- The critical 10-year to 3-month yield has inverted.
- This sign of a recession joins weak data from all over the world.
- Currency markets provide opportunities also in bad times.
Bond markets tend to give signals for the future. In the past, when the 3-month US Treasury yield became higher than the benchmark 10-year yield, it was an initial sign of a recession.
And this just happened.
The gap between the short and long term ends of the curve disappeared. The last time this happened was 2007, just before the Global Financial Crisis. This is an ominous sign, worse than the 10-2 year inversion that is often quoted.
In Europe, German Manufacturing PMI tumbled down sharply, pointing to a deep contraction in the continent’s powerhouse. Also, while Brexit was postponed by two weeks, the situation is very fluid over there. German 10-year yields turned negative. It now costs money to lend money to Berlin for ten years.
Three currencies to buy
1) Japanese yen: The currency of the Land of the Rising Sun is the ultimate safe-haven currency. It enjoyed high demand around the GFC, in various downturns, and even when Japan was struck with a horrific earthquake, tsunami, and nuclear reactor issue in March 2011.
The Japanese yen is already on the move, with USD/JPY falling below 110.00 at the time of writing.
2) US Dollar: Similar to Japan that enjoys flows even when it is reeling, the US also draws flows in times of trouble. The US is the world’s No. 1 Superpower, and the Dollar is the world’s reserve currency. And when the US has its issues, it becomes worse for the rest of the world. Or “when the US sneezes, the world catches a cold.”
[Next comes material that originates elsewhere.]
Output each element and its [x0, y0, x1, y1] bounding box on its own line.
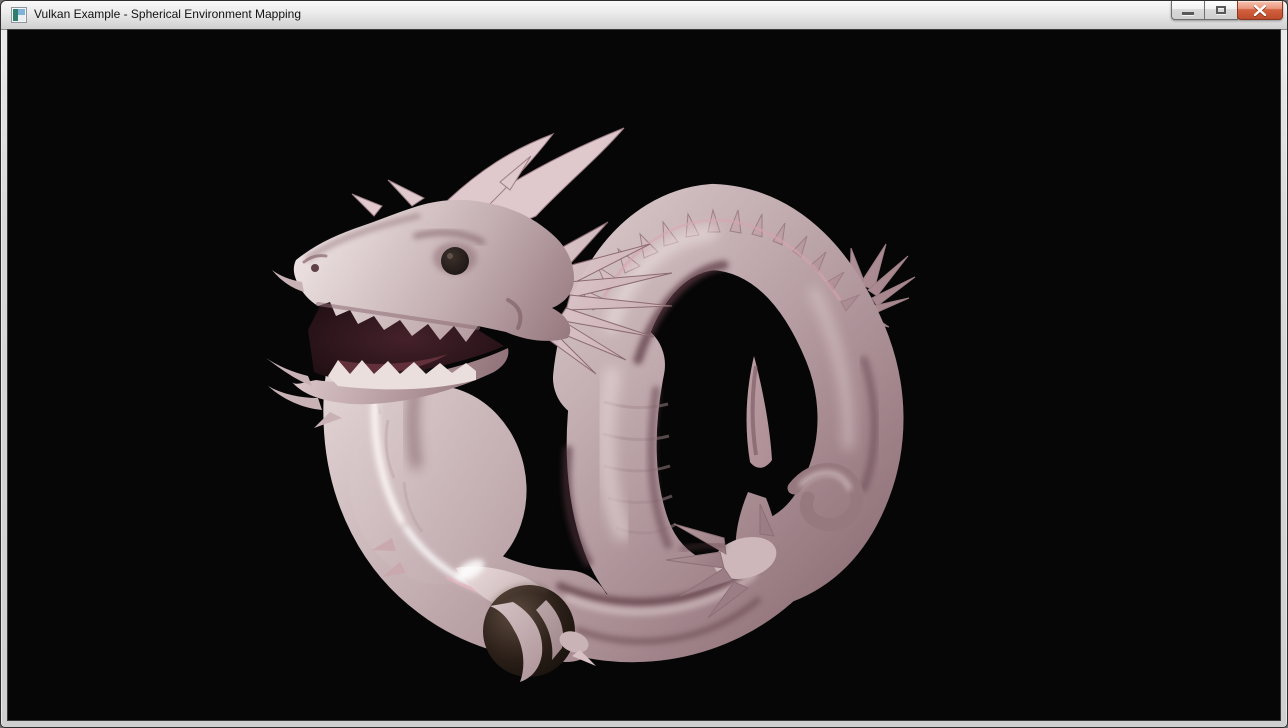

The US Dollar usually loses only to the Japanese yen. However, USD/JPY can rise if the Bank of Japan intervenes in markets or if the Bank of Japan adds additional stimulus. Without these steps, the greenback remains No. 2.
3) Swiss franc: The small country in the Alps is a safe-haven thanks to its robust banking system. The franc’s peg to the euro, lasting from September 2011 to January 2015, diminished this role. The Swiss National Bank has intervened occasionally in the aftermath of the removal of the peg but has since let go.While the Swissie is only the third in line, it can shine, especially against the euro, and especially if the USD and the JPY become crowded trades.